Laporan Estimasi Perdagangan Nasional tahunan Kantor Perwakilan Dagang AS menggambarkan tarif rata-rata yang berlaku bagi para mitra perdagangan serta berbagai hambatan non-tarif seperti regulasi keselamatan makanan yang ketat, standar energi terbaharuan, dan pedoman dalam proses pengadaan publik.
Menurut dokumen itu, tarif ratarata yang berlaku bagi Most-Favored Nation (MFN) Indonesia adalah 8% pada tahun 2023. Untuk produk-produk tertentu, seperti hasil bumi, tarif ratarata mencapai 8,6%, sedangkan untuk barang-barang bukan makanan, angka ini turun menjadi 7,9%. Di sisi lain, Indonesia sudah menetapkan 96,3% dari daftar tarifnya dalam sistem Organisasi Perdagangan Dunia (WTO). Tarif ratarata terikat WTO sendiri ditetapkan sekitar 37,1%.
Sejak satu dasawarsa lalu, Indonesia telah bertahap menambahkan bea masuk ke sejumlah komoditas, terutama bagi mereka yang bersaing dengan hasil produksi dalam negeri. Beberapa di antaranya meliputi peralatan elektronik, mesin penepung, zat kimia, kosmetika, obat-obatan, wine serta alkohol, kawat baja dan paku besi, hingga aneka jenis hasil tani.
Meskipun mayoritas harga untuk barang-barang bukan pertanian ditetapkan pada tingkat 35,5%, beberapa area spesifik seperti otomotif, logam tempa, baja, serta jenis bahan kimia tertentu mempunyai tarif lebih dari 35,5% atau masih tanpa batasan. Dalam industri peternakan dan perkebunan, sekitar 99% komoditi dikenakan tarif di atas 25%, hal ini menunjukkan sikap proteksi yang kuat oleh pemerintah Indonesia dalam aspek tersebut.
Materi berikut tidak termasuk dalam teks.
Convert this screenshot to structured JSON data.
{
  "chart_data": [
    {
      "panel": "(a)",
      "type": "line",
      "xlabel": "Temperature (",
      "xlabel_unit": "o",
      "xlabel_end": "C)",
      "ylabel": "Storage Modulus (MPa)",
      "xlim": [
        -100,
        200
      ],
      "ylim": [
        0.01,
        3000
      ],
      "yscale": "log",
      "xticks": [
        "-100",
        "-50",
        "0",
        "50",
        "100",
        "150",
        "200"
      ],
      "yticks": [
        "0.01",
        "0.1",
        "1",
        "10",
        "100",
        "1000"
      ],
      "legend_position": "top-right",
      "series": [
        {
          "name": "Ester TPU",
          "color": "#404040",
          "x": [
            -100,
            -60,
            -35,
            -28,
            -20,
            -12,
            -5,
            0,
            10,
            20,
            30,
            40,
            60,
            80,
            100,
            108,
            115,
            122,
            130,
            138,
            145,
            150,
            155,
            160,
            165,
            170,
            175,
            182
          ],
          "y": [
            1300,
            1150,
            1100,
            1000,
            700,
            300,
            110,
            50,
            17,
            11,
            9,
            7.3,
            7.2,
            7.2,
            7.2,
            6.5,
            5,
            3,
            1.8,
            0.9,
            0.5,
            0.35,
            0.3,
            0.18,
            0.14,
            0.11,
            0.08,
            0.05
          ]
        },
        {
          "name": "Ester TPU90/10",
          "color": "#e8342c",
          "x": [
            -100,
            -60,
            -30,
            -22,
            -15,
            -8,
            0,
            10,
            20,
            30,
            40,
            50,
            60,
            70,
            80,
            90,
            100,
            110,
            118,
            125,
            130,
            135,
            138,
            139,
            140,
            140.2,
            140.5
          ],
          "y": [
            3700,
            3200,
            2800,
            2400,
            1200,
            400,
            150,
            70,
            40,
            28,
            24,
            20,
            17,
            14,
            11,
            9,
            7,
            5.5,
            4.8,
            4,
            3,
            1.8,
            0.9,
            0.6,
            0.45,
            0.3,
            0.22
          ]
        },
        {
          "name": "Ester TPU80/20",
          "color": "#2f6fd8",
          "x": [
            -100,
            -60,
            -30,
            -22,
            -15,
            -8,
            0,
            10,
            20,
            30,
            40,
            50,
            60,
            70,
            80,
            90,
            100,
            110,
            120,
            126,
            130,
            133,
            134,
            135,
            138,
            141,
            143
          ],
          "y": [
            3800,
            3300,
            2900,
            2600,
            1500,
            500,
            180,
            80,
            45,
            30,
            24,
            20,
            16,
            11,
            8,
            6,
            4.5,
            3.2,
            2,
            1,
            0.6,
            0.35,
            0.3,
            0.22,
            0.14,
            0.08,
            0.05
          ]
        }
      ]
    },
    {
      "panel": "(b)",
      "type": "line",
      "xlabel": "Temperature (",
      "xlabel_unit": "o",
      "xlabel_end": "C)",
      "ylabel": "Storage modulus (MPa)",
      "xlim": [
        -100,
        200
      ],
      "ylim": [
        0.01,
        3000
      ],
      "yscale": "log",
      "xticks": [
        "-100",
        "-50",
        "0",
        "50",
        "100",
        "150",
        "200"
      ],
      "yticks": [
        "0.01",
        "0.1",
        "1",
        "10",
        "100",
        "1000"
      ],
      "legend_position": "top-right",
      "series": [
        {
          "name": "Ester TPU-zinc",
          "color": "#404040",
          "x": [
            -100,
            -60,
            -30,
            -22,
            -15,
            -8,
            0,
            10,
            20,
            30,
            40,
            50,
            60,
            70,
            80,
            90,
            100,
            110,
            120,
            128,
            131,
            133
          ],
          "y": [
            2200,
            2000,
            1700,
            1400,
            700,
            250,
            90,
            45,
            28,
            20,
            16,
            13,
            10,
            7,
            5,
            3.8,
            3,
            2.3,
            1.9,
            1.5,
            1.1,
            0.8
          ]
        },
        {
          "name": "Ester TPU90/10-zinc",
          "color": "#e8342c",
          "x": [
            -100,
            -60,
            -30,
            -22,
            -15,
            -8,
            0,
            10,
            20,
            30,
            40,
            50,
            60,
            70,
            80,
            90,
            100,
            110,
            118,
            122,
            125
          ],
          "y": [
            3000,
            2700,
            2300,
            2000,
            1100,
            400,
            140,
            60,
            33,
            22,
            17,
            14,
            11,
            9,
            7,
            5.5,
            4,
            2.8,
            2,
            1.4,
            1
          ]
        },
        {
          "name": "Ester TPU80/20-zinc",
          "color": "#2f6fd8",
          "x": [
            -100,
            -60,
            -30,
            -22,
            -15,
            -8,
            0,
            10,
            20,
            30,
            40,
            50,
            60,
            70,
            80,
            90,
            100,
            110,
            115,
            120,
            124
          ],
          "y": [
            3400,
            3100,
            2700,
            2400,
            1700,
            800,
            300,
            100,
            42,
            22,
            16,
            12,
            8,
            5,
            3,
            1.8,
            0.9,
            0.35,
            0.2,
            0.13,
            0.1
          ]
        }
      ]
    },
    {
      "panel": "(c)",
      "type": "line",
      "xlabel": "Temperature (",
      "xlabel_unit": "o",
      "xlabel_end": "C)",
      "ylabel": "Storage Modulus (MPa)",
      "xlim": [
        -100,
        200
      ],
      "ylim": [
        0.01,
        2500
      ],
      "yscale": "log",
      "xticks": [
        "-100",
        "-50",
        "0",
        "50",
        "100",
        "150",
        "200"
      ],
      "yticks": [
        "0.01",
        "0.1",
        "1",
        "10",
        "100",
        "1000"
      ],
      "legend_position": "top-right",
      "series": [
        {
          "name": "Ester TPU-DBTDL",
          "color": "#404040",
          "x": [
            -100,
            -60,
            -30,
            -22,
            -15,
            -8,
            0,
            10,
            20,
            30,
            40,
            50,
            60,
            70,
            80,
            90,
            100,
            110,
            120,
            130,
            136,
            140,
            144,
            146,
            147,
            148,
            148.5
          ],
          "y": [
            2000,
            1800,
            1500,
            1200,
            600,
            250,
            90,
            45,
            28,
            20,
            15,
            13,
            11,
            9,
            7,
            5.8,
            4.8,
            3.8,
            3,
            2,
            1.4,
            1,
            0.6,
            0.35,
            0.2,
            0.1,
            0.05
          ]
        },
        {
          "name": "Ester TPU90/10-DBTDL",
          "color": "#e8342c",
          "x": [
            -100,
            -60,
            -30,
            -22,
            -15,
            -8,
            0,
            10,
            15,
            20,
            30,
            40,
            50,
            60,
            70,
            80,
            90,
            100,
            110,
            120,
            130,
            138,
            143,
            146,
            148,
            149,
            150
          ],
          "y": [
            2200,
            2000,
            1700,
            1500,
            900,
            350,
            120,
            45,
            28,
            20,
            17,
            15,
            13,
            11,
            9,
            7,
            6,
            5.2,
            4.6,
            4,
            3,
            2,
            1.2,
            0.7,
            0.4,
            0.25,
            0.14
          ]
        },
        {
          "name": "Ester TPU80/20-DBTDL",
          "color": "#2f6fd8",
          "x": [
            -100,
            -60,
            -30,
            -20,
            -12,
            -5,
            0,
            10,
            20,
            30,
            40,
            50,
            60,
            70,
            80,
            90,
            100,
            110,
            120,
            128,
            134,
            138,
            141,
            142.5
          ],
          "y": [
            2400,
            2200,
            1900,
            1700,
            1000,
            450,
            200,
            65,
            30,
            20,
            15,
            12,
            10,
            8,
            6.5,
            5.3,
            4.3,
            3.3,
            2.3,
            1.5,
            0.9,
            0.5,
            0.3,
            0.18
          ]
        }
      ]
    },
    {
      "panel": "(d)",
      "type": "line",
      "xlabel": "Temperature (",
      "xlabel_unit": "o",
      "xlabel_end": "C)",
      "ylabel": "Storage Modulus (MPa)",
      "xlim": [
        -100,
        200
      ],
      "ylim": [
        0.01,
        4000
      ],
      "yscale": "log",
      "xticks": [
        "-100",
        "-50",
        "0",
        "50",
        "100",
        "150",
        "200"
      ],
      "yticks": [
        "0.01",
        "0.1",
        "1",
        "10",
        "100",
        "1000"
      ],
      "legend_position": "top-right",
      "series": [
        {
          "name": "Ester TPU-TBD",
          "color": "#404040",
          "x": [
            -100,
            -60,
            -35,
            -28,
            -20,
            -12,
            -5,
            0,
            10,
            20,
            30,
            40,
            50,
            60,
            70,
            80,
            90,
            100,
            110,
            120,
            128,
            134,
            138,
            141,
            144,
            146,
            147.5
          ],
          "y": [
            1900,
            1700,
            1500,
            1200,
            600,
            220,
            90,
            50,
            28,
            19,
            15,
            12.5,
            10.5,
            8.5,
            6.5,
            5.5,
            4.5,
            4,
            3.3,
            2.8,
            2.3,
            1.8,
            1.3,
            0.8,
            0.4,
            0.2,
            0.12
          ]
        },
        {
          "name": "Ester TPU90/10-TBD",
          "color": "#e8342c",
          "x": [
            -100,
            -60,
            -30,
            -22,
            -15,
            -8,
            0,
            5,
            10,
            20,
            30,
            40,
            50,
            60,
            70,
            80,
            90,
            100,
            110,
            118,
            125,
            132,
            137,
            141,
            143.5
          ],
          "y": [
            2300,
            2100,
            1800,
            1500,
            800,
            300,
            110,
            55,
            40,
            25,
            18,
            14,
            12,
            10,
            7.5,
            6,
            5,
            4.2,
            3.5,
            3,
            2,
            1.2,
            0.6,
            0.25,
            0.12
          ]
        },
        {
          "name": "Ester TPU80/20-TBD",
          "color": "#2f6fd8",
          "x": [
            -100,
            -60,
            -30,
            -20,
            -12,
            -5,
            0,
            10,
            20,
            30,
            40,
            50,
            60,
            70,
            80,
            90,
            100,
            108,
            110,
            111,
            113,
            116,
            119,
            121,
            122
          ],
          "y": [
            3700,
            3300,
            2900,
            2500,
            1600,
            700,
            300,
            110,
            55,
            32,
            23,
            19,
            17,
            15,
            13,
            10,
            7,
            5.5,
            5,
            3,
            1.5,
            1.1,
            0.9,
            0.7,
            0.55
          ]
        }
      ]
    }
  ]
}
Di tahun 2024, para pemangku kepentingan Amerika Serikat dikabarkan mengekspreksikan keprihatinan mereka terhadap implementasi tarif oleh Indonesia yang lebih tinggi dibandingkan dengan tarif yang telah ditetapkan oleh Organisasi Perdagangan Dunia (WTO) untuk beberapa jenis produk dalam bidang teknologi informasi dan komunikasi. Sebagai contoh, walaupun WTO sudah mensetting tarif nol persen pada subpos di bawah Kode Sistem Harmonisasi (HS) pos nomor 8517 — yaitu termasuk peralatan switching dan routing — Indonesia justru memberlakukan tariff impor sebanyak 10% bagi barang-barang tersebut.
Dokumen itu juga menggarisbawahi Peraturan Menteri Keuangan Nomor 9/2024 yang menyatakan bahwa kendaraan listrik baterai jenis Completely Built Up (CBU) serta Completely Knocked Down (CKD) akan dilepaskan dari Pajak Penjualan Barang Mewah. Sementara itu, Peraturan Menteri Keuangan Nomor 10/2024 memberikan kebebasan dari Bea Masuk bagi kendaraan listrik CBU dan CKD apabila produsen mobil listrik melakukan konstruksi atau investasi dalam pabrik produksi kendaraan roda empat listrik di Indonesia.